The State Council of Higher Education for Virginia has recommended that the state deny a request from George Mason University to acquire the International School of Law in Arlington and operate it as a university-affiliated law school.

However, George Mason President Goerge W. Johnson said the George Mason Foundation a nonprofit organization set up to serve the needs of the university, will proceed with plans to buy the 11-acre site in Clarendon, where the law school now stands. The foundation has a contract to purchase the [WORD ILLEGIBLE] Kann department store, which [WORD ILLEGIBLE] houses the law school, for $32 million on Dec. 1.

"This is not the end of the law school," said Johnson, adding that the ultimate authority on whether or not George Mason can operate a law school rests with the General Assembly, not with the Council of Higher Education.

In recommending against the law school, the council took a harder line than that of a study commission appointed to consider the George Mason proposal. George Mason officials had said the university would need state funds for five years to operate the law school successfully, but the school was expected to be self-supporting after that time.

The study commission, while urging that precautions be taken to make sure the law school was self-supporting after five years, did not specifically recommend that the proposal be rejected.

The council, however, expressed "grave doubts" that such a law school could ever be self-supporting. In voting to recommend denial of George Mason's request, the council said, "If the General Assembly agrees to an affiliation, there is no guarantee the state will not have to pick up the cost after a five-year period."

The decision last week was the third time George Mason, the state university for Northern Virginia, has been rebuffed by the council in its bid to add a law school.

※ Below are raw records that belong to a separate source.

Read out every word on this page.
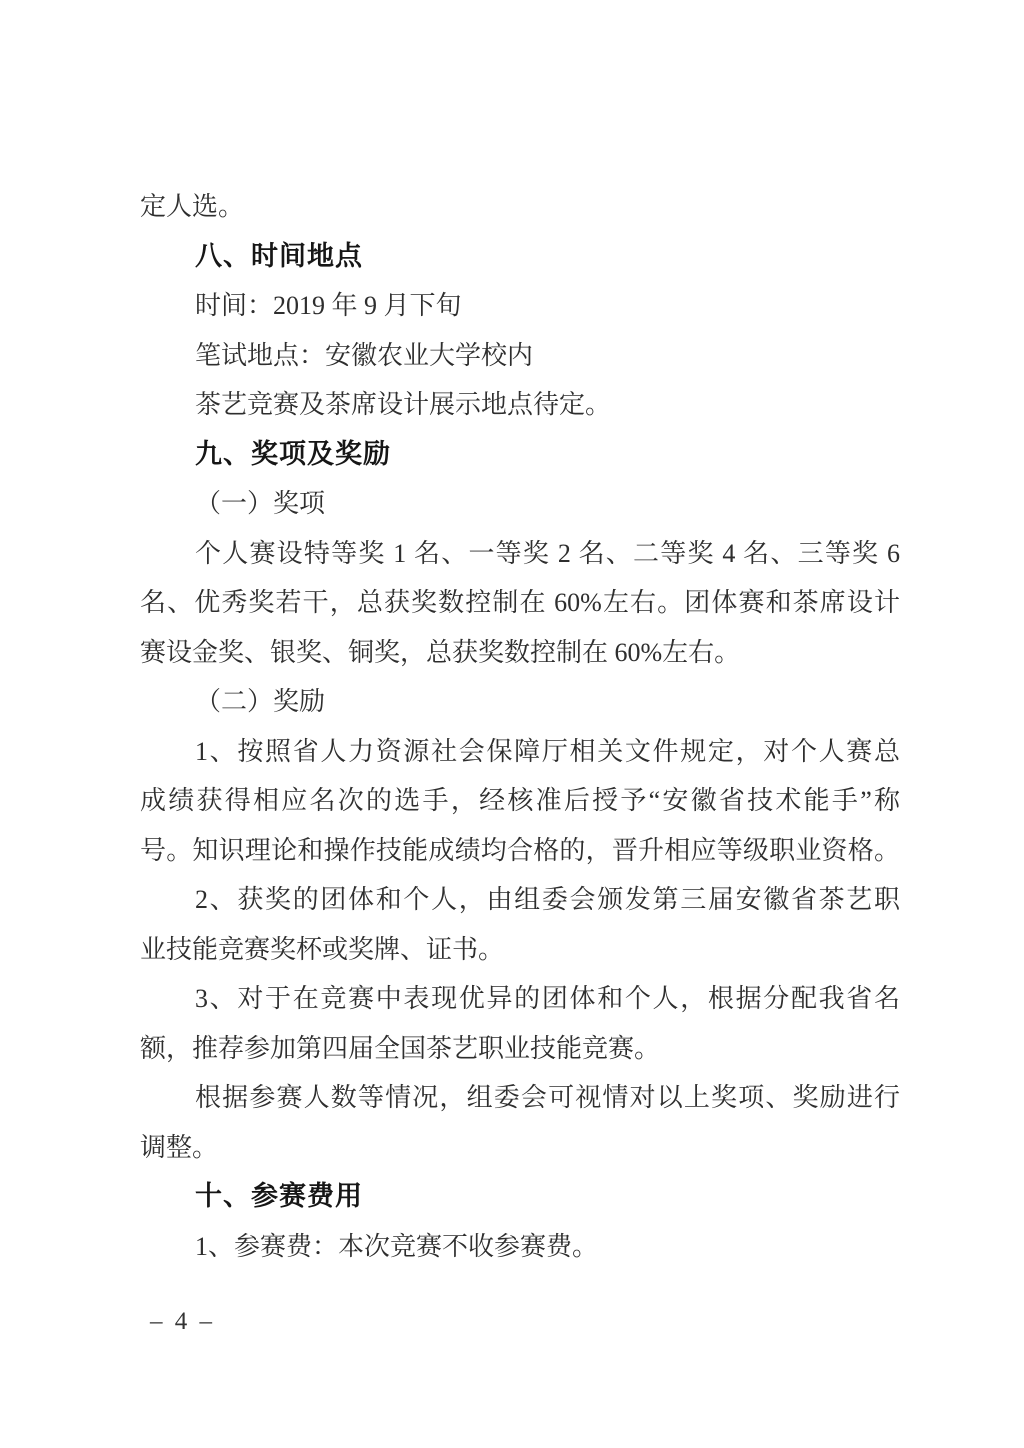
定人选。
八、时间地点
时间：2019 年 9 月下旬
笔试地点：安徽农业大学校内
茶艺竞赛及茶席设计展示地点待定。
九、奖项及奖励
（一）奖项
个人赛设特等奖 1 名、一等奖 2 名、二等奖 4 名、三等奖 6
名、优秀奖若干，总获奖数控制在 60%左右。团体赛和茶席设计
赛设金奖、银奖、铜奖，总获奖数控制在 60%左右。
（二）奖励
1、按照省人力资源社会保障厅相关文件规定，对个人赛总
成绩获得相应名次的选手，经核准后授予“安徽省技术能手”称
号。知识理论和操作技能成绩均合格的，晋升相应等级职业资格。
2、获奖的团体和个人，由组委会颁发第三届安徽省茶艺职
业技能竞赛奖杯或奖牌、证书。
3、对于在竞赛中表现优异的团体和个人，根据分配我省名
额，推荐参加第四届全国茶艺职业技能竞赛。
根据参赛人数等情况，组委会可视情对以上奖项、奖励进行
调整。
十、参赛费用
1、参赛费：本次竞赛不收参赛费。
– 4 –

In previous decisions, educators argued, as they did again last week, that Virginia already has enough lawyers and that creation of a law school at George Mason would be too expensive, taking valuable resources away from other educational needs.

George Mason officials have complained, however, that the decisions reflect the university's state college system and the reluctance of state education officials to do anything that might suggest competition with the two state-supported law schools already in existence - at the University of Virginia and the College of William and Mary.

Founded just over five years ago, when 26 students showed up to study in a makeshift classroom in a borrowed church basement on 20th Street NW in Washington, the International School of Law has lived hand-to-mouth for much of its life. Nevertheless, enrollments have climbed steadily.

A year ago in March, it moved from Washington to the old Kann store in Arlington, a block from the future Clarendon Metro station.

Despite its growth - to an enrollment of about 600 this fall - the school has failed to win accreditation from the American Bar Association. This has seriously impaired its ability to attract top students and faculty, the study commission noted, and it also means its graduates are not permitted to take the bar examination in many states.

Currently, Virginia permits graduates of the International School to take bar exams, but Maryland does not. In the past, graduates have been allowed to take the District bar exam, but the District government has said it will reverse that practice in the future. Officials at the International School were known to feel that affiliation with an established institution, such as George Mason, could assist them in winning accreditation.

In a formal statement after the council decision was announced, George Mason president Johnson said he was "seriously concerned that the interests of the citizens of Northern Virginia may not be neglected, the opportunities of both educational and economic development ignored or misunderstood and the ambition of scores of its young people blighted."

Johnson noted that he has the option to lobby in the legislature for restoration of the law school at George Mason. In the past, however, such efforts have been unsuccessful, and legislators have tended to look with disfavor on establishment of a third, state-supported law school.